Вернулась Мария вместе с Женей Фроленок, Васей и Мишкой.

— Очень хорошо, что пришли, — сказал Василий, обращаясь к пришедшим.

Они стояли молчаливые, грустные.

— Не горюйте! Худшее позади. Теперь уже будем вместе. — Василий старался успокоить друзей.

— Переночуете сегодня у нас, погреетесь, — предложила ребятам Женя Фроленок.

— Нет, нет! — запротестовал Василий. — В деревне оставаться рискованно. Могут быть поиски, и тогда…

Что будет «тогда», Василий объяснять не стал. Он вспомнил, сколько было тревог и волнений, пока они обезопасили оказавшихся в окружении военнослужащих, достали им необходимые документы.

Нынешняя задача была сложней.

Подумав, Василий сказал:

— Надо поселиться в землянке. Во всяком случае — пока… Пусть это будет наше первое лесное поселенье, начало освоения нового неустроенного быта. Следом за вами и мы тоже перейдем на жилье в лес. Это будет скоро — долго ждать не придется.

После таких, вселявших надежду слов, таинственно-суровый, засыпанный снегом лес показался не очень уж и страшным. Вроде и мороз смягчился. Даже худая одежонка стала греть лучше.

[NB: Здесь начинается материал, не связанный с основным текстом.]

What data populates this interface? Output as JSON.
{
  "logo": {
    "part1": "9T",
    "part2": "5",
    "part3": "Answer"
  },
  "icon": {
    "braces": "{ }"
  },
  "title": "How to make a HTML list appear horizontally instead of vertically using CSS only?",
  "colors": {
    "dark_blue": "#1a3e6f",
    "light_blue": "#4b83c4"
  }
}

Однако, пока они блуждали следом за Василием и Мишкой по едва заметным лесным тропкам, пока наконец добрели до землянок, здорово продрогли. С трудом наломали сучьев и разожгли костер. Когда немного согрелись и при свете огня приспособили одну землянку под жилье, Вася и Мишка стали прощаться.

— Итак, до завтра, — сказал Василий. — С завтрашнего дня зачисляем вас на полное довольствие.

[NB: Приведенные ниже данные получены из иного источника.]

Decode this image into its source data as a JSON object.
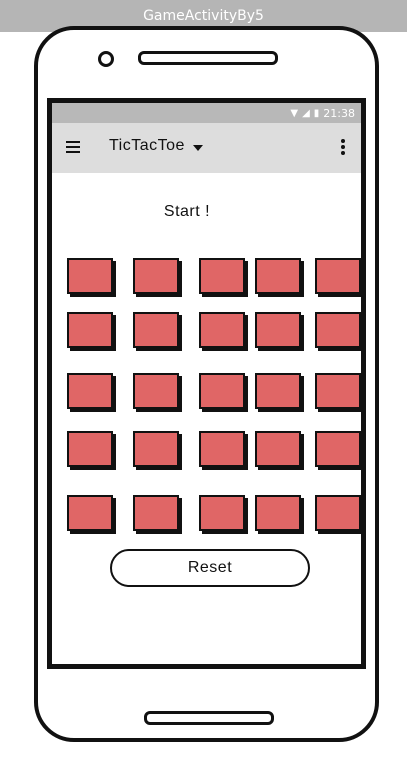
{
  "window": {
    "title": "GameActivityBy5"
  },
  "statusbar": {
    "time": "21:38"
  },
  "toolbar": {
    "title": "TicTacToe"
  },
  "game": {
    "status": "Start !",
    "rows": 5,
    "cols": 5,
    "cell_color": "#e06666",
    "reset_label": "Reset"
  }
}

Но на следующий день они не пришли.

Как и предвидел Василий, оккупанты организовали поиски бежавших во время облавы освейцев. Немцы рыскали по деревням, обшаривали каждый дом.

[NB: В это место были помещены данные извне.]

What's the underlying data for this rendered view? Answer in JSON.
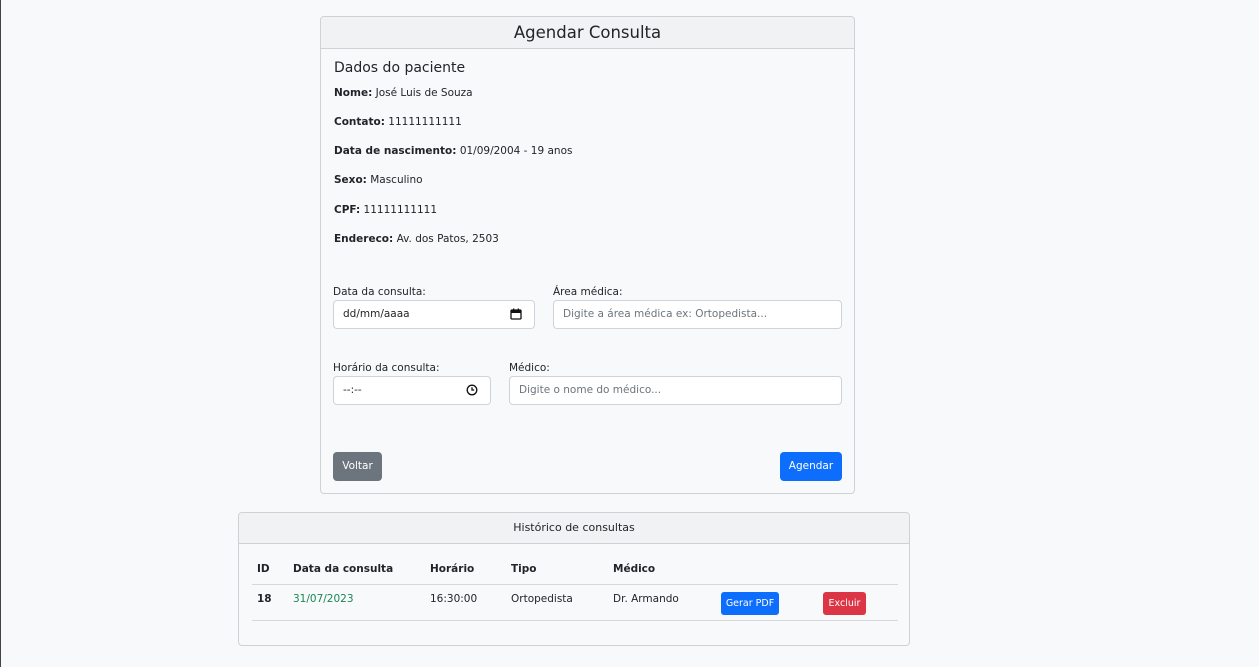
{
  "schedule": {
    "title": "Agendar Consulta",
    "section_title": "Dados do paciente",
    "patient": [
      {
        "label": "Nome:",
        "value": "José Luis de Souza"
      },
      {
        "label": "Contato:",
        "value": "11111111111"
      },
      {
        "label": "Data de nascimento:",
        "value": "01/09/2004 - 19 anos"
      },
      {
        "label": "Sexo:",
        "value": "Masculino"
      },
      {
        "label": "CPF:",
        "value": "11111111111"
      },
      {
        "label": "Endereco:",
        "value": "Av. dos Patos, 2503"
      }
    ],
    "fields": {
      "date_label": "Data da consulta:",
      "date_value": "dd/mm/aaaa",
      "area_label": "Área médica:",
      "area_placeholder": "Digite a área médica ex: Ortopedista...",
      "time_label": "Horário da consulta:",
      "time_value": "--:--",
      "doctor_label": "Médico:",
      "doctor_placeholder": "Digite o nome do médico..."
    },
    "buttons": {
      "back": "Voltar",
      "schedule": "Agendar"
    }
  },
  "history": {
    "title": "Histórico de consultas",
    "columns": [
      "ID",
      "Data da consulta",
      "Horário",
      "Tipo",
      "Médico"
    ],
    "rows": [
      {
        "id": "18",
        "date": "31/07/2023",
        "time": "16:30:00",
        "type": "Ortopedista",
        "doctor": "Dr. Armando",
        "pdf_label": "Gerar PDF",
        "delete_label": "Excluir"
      }
    ]
  },
  "colors": {
    "primary": "#0d6efd",
    "secondary": "#6c757d",
    "danger": "#dc3545",
    "date_green": "#198754"
  }
}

Надо было принимать новое решение. Какое?.. Возникла необходимость посоветоваться с коммунистами Освеи. Ведь теперь во многом усложняется работа подпольщиков. Поэтому Василий опять пошел в райцентр.

— Пока, насколько мне известно, немцы о вас ничего не подозревают, — сказал Симацкий. — Но помозговать не вредно. Теперь нам всем нужна особая осторожность.

Несмотря на молодость, Василию казалось, что правилами конспирации он владеет основательно. Но Владимир Владимирович быстро разубедил его в этом.

— Вот тебе самая что ни на есть простая задача. В Прошки послан связной, а у вас в это время ночуют немцы. Как наш человек узнает об опасности?..

— Ну, мы-то не проспим. Встретим его на дороге и предупредим, — ответил Василий.

— Но о приходе связного вы ничего не знаете. Что же вы — круглые сутки будете дежурить на дороге? Целыми неделями и месяцами подряд?..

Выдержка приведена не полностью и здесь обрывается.